The Oregon case, in other words, is more complicated than it has been portrayed.
DOJ Doesn’t Consider Many Bloggers News Media
But while we’re talking about whether bloggers are protected under media guidelines, we probably ought to be looking at DOJ’s recently changed Domestic Investigation and Operations Guide, which also don’t consider bloggers to be protected as media (I wrote about these changes here, but the guidelines themselves have been released, in heavily redacted form). Unlike Oregon, DIOG does include online news in its definition of media (PDF 157).
“News media” includes persons and organizations that gather, report or publish news, whether through traditional means (e.g., newspapers, radio, magazines, news service) or the on-line or wireless equivalent.

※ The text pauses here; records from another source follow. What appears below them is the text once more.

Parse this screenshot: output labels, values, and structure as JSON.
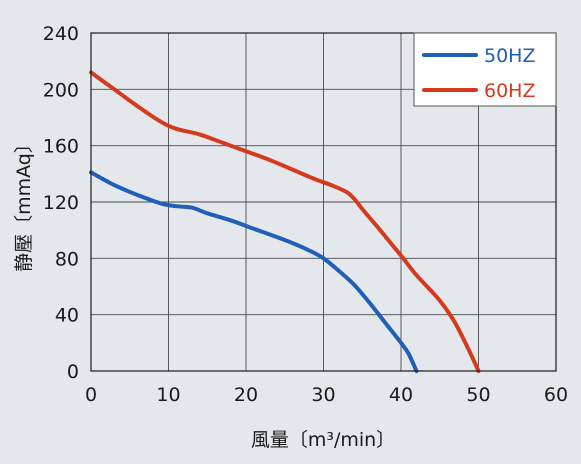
{
  "chart_data": {
    "type": "line",
    "xlabel": "風量〔m³/min〕",
    "ylabel": "静壓〔mmAq〕",
    "xlim": [
      0,
      60
    ],
    "ylim": [
      0,
      240
    ],
    "x_ticks": [
      "0",
      "10",
      "20",
      "30",
      "40",
      "50",
      "60"
    ],
    "y_ticks": [
      "0",
      "40",
      "80",
      "120",
      "160",
      "200",
      "240"
    ],
    "grid": true,
    "legend_position": "top-right",
    "series": [
      {
        "name": "50HZ",
        "color": "#1f5fb8",
        "points": [
          [
            0,
            141
          ],
          [
            3,
            132
          ],
          [
            6,
            125
          ],
          [
            9,
            119
          ],
          [
            11,
            117
          ],
          [
            13,
            116
          ],
          [
            15,
            112
          ],
          [
            18,
            107
          ],
          [
            21,
            101
          ],
          [
            25,
            93
          ],
          [
            28,
            86
          ],
          [
            30,
            80
          ],
          [
            32,
            71
          ],
          [
            34,
            61
          ],
          [
            36,
            48
          ],
          [
            38,
            34
          ],
          [
            40,
            20
          ],
          [
            41,
            12
          ],
          [
            42,
            0
          ]
        ]
      },
      {
        "name": "60HZ",
        "color": "#d63a1e",
        "points": [
          [
            0,
            212
          ],
          [
            3,
            200
          ],
          [
            6,
            188
          ],
          [
            9,
            177
          ],
          [
            11,
            172
          ],
          [
            14,
            168
          ],
          [
            17,
            162
          ],
          [
            20,
            156
          ],
          [
            23,
            150
          ],
          [
            26,
            143
          ],
          [
            29,
            136
          ],
          [
            31,
            132
          ],
          [
            33,
            127
          ],
          [
            34,
            122
          ],
          [
            35,
            115
          ],
          [
            37,
            102
          ],
          [
            40,
            82
          ],
          [
            42,
            68
          ],
          [
            45,
            50
          ],
          [
            47,
            34
          ],
          [
            49,
            12
          ],
          [
            50,
            0
          ]
        ]
      }
    ]
  }
}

A “member of the media” is a person who gathers, reports, or publishes new through the news media.
But then it goes on to exclude bloggers from those included in the term “news media.”
The definition does not, however, include a person or entity who posts information or opinion on the Internet in blogs, chat rooms or social networking sites, such as YouTube, Facebook, or MySpace, unless that person or entity falls within the definition of a member of the media or a news organization under the other provisions within this section (e.g., a national news reporter who posts on his/her personal blog).
Then it goes onto lay out what I will call the “WikiLeaks exception.”
As the term is used in the DIOG, “news media” is not intended to include persons and entities that simply make information available. Instead, it is intended to apply to a person or entity that gathers information of potential interest to a segment of the general public, uses editorial skills to turn raw materials into a distinct work, and distributes that work to an audience, as a journalism professional.
The definition does warn that if there is any doubt, the person should be treated as media. Nevertheless, the definition seems to exclude a whole bunch of people (including, probably, me), who are engaged in journalism.
DOJ Has Made It Easier To Investigate Journalists’ Contacts
Though to some degree, it doesn’t matter, because the new DIOG treats the media so poorly in any case. It considers investigations sensitive (and therefore requiring special approvals) only if the member of the news media (or religious or political organization, or academic institution) is the subject of the investigation, not if they are a witness, as media almost always will be in leak investigations.